Norma sosial yang selama ini mengakar, seperti anggapan bahwa perempuan seharusnya fokus pada urusan domestik, mulai bergeser. Studi Setyonaluri et al. (2021) menemukan bahwa meskipun norma tradisional masih kuat, realita ekonomi justru mendorong perempuan untuk turut aktif dalam sektor kerja.

Dalam banyak kasus, mereka bahkan menggantikan peran laki-laki sebagai pencari nafkah utama. Ini menandai perubahan dalam dinamika keluarga Indonesia, dari struktur patriarkis menuju pola keluarga dua pencari nafkah (dual-earners family). Bahkan dalam beberapa kasus, BPS mencatat terdapat perempuan menikah yang menjadi satu-satunya penyokong finansial keluarga.

Profil Female Breadwinners di Indonesia

Berdasarkan data BPS, mayoritas female breadwinners di Indonesia tinggal di wilayah perkotaan (64 persen). Kota-kota besar menawarkan lebih banyak peluang kerja dan lingkungan sosial yang cenderung lebih inklusif terhadap perempuan bekerja. Selain itu, tingginya biaya hidup di perkotaan juga menjadi faktor pendorong perempuan ikut bekerja demi memenuhi kebutuhan dasar keluarga.

Dari sisi usia, kelompok usia produktif (25–54 tahun) mendominasi, namun menariknya, persentase tertinggi justru terdapat pada perempuan usia 60 tahun ke atas.

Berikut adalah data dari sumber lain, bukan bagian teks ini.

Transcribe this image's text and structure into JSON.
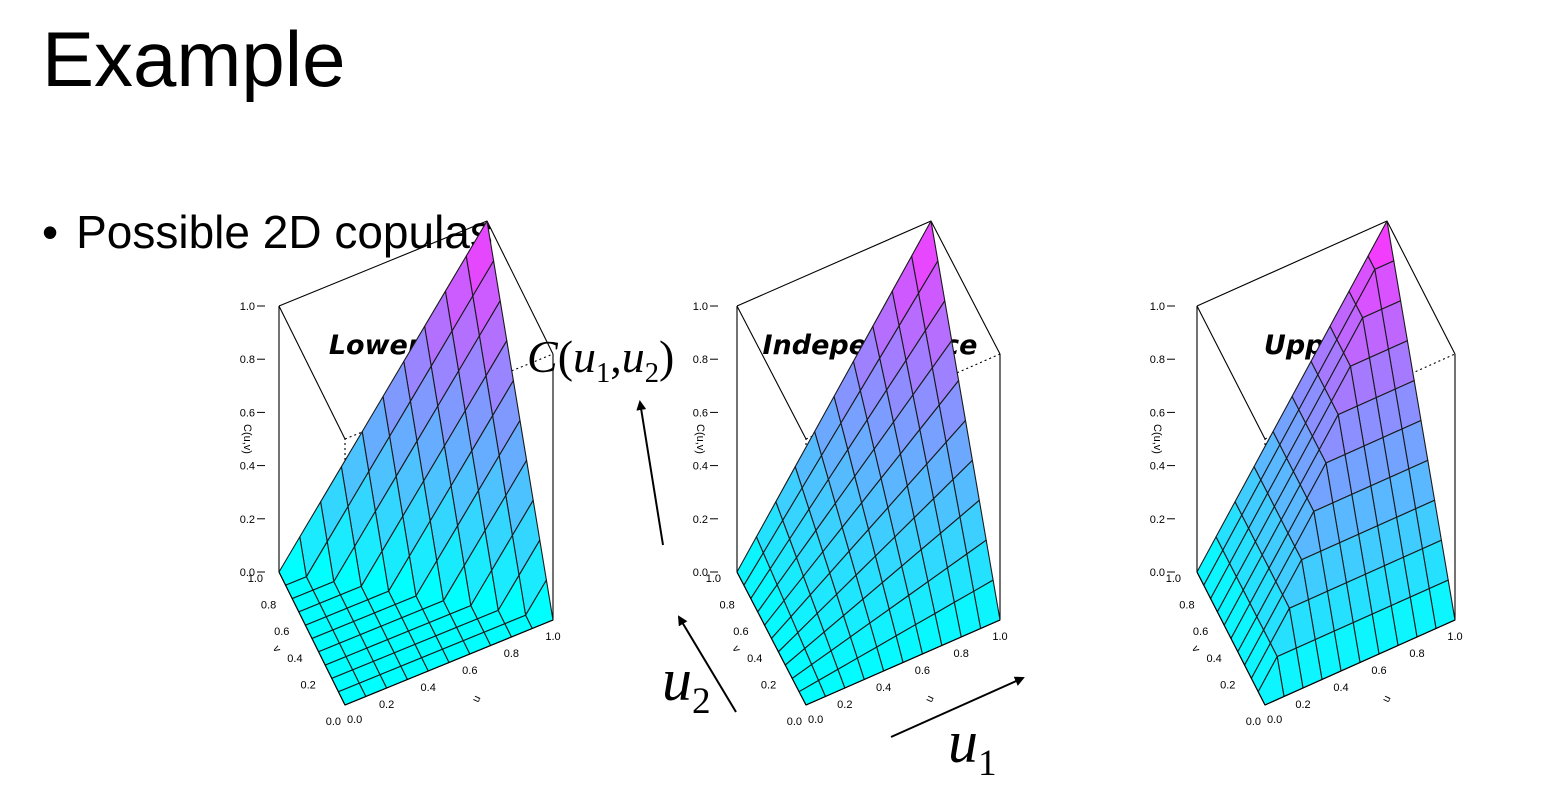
{
  "slide": {
    "title": "Example",
    "bullet_symbol": "•",
    "bullet_text": "Possible 2D copulas"
  },
  "annotations": {
    "function_label": {
      "name": "C",
      "open": "(",
      "var1": "u",
      "sub1": "1",
      "sep": ",",
      "var2": "u",
      "sub2": "2",
      "close": ")"
    },
    "axis_label_u1": {
      "var": "u",
      "sub": "1"
    },
    "axis_label_u2": {
      "var": "u",
      "sub": "2"
    }
  },
  "chart_data": [
    {
      "type": "surface",
      "title": "Lower",
      "function": "max(u + v - 1, 0)",
      "xlabel": "u",
      "ylabel": "v",
      "zlabel": "C(u,v)",
      "xlim": [
        0,
        1
      ],
      "ylim": [
        0,
        1
      ],
      "zlim": [
        0,
        1
      ],
      "x_ticks": [
        "0.0",
        "0.2",
        "0.4",
        "0.6",
        "0.8",
        "1.0"
      ],
      "y_ticks": [
        "0.0",
        "0.2",
        "0.4",
        "0.6",
        "0.8",
        "1.0"
      ],
      "z_ticks": [
        "0.0",
        "0.2",
        "0.4",
        "0.6",
        "0.8",
        "1.0"
      ],
      "grid_size": 10,
      "colors": {
        "low": "#00ffff",
        "high": "#ff33ff"
      }
    },
    {
      "type": "surface",
      "title": "Independence",
      "function": "u * v",
      "xlabel": "u",
      "ylabel": "v",
      "zlabel": "C(u,v)",
      "xlim": [
        0,
        1
      ],
      "ylim": [
        0,
        1
      ],
      "zlim": [
        0,
        1
      ],
      "x_ticks": [
        "0.0",
        "0.2",
        "0.4",
        "0.6",
        "0.8",
        "1.0"
      ],
      "y_ticks": [
        "0.0",
        "0.2",
        "0.4",
        "0.6",
        "0.8",
        "1.0"
      ],
      "z_ticks": [
        "0.0",
        "0.2",
        "0.4",
        "0.6",
        "0.8",
        "1.0"
      ],
      "grid_size": 10,
      "colors": {
        "low": "#00ffff",
        "high": "#ff33ff"
      }
    },
    {
      "type": "surface",
      "title": "Upper",
      "function": "min(u, v)",
      "xlabel": "u",
      "ylabel": "v",
      "zlabel": "C(u,v)",
      "xlim": [
        0,
        1
      ],
      "ylim": [
        0,
        1
      ],
      "zlim": [
        0,
        1
      ],
      "x_ticks": [
        "0.0",
        "0.2",
        "0.4",
        "0.6",
        "0.8",
        "1.0"
      ],
      "y_ticks": [
        "0.0",
        "0.2",
        "0.4",
        "0.6",
        "0.8",
        "1.0"
      ],
      "z_ticks": [
        "0.0",
        "0.2",
        "0.4",
        "0.6",
        "0.8",
        "1.0"
      ],
      "grid_size": 10,
      "colors": {
        "low": "#00ffff",
        "high": "#ff33ff"
      }
    }
  ]
}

Hal ini mencerminkan bagaimana perempuan lansia terpaksa tetap bekerja karena alasan ekonomi, minimnya akses perlindungan sosial, atau karena pasangan sudah tidak mampu lagi mencari nafkah.

Baca Juga: Perempuan Mandiri Finansial setelah Menikah Bukan Bentuk Kedurhakaan

Sementara itu, dari tingkat pendidikan, lebih dari separuh female breadwinners memiliki pendidikan dasar (belum tamat SD hingga tamat SMP). Perempuan dengan pendidikan lebih tinggi cenderung memiliki pasangan yang juga berpenghasilan cukup, sehingga tidak selalu terdorong menjadi pencari nafkah utama.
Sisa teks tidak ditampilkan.